ROANOKE TIMES 
                      Copyright (c) 1996, Roanoke Times

DATE: Sunday, April 21, 1996                 TAG: 9604190074
SECTION: BUSINESS                 PAGE: 3    EDITION: METRO 
DATELINE: ARLINGTON
SOURCE: Associated Press


SURVEY: WOMEN APPEAR IN ONLY 15% OF FRONT-PAGE STORIES

Women make up 52 percent of the U.S. population but are involved in only 15 percent of front-page newspaper stories, according to a survey sponsored by Women, Men and Media.

Men's voices, activities and images comprised 85 percent of the references on newspapers' front pages, and also dominated the local and business pages, according to the report released last week.

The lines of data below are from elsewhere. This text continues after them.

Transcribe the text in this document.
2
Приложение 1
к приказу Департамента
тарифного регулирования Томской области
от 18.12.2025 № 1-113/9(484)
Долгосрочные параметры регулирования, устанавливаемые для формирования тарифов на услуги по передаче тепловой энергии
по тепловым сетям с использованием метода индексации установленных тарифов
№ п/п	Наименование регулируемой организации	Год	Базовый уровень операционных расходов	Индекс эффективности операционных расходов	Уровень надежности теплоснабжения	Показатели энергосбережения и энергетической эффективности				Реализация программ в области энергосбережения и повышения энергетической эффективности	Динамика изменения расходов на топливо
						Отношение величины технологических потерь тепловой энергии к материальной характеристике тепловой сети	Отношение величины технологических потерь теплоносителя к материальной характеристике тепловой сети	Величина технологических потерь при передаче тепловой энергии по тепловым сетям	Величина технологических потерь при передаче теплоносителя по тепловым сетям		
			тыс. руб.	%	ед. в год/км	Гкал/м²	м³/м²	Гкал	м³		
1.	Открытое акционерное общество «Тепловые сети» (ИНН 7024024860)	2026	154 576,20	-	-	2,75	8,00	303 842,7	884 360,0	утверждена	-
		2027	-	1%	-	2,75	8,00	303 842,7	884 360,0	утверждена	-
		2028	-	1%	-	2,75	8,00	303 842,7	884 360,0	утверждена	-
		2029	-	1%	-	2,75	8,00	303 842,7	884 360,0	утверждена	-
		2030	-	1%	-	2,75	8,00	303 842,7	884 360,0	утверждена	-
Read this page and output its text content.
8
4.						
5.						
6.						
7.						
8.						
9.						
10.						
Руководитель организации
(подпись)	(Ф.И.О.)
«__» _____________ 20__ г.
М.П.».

The figure for women in last year's survey was 19 percent.

Women, Men and Media monitors how women are covered, hired and promoted in the press. It is co-chaired by Betty Friedan and Nancy Woodhull and financed mainly by The Freedom Forum.

``A free press in a democracy should reflect all its voices. None should be invisible. The press needs to focus on this trend toward the invisibility of women and their concerns,'' said Woodhull. She is senior vice president of the Arlington-based Freedom Forum and executive director of its Media Studies Center in New York City.

The Freedom Forum Media Studies Center is a nonpartisan foundation dedicated to free press, education, research and training.

Twenty newspapers were surveyed in February for female references, bylines and photographs. The survey looked at front pages, opinion pages, and the first pages of the business and local sections.

When females were covered, more than half were victims or perpetrators of crimes or bad conduct - women and girls were murdered, missing or abused; females were accused of crime; women died; and Britain's Princess Diana announced she was getting divorced.

Fewer than 1 percent of the references in front-page political stories were to women, and women in power received little coverage, either as newsmakers or as sources, the report said.

Women had 35 percent of the bylines in the study, up from 34 percent last year, and were in 33 percent of the photos, unchanged from 1995.

The survey found that 60 percent of the articles about Hillary Rodham Clinton were negative. It found little significant coverage of Sens. Patty Murray, D-Wash.; Barbara Boxer and Dianne Feinstein, both D-Calif., or Carol Moseley-Braun, D-Ill., in major newspapers in their states.

Laura Tyson, President Clinton's top economic adviser, and New Jersey Gov. Christine Todd Whitman, along with leading female economists and analysts, had little presence in stories about the economy, the report said.

Paul Luthringer, spokesman for the Newspaper Association of America, said he could not comment without seeing the report. Efforts to reach other association officials Monday night for comment were unsuccessful.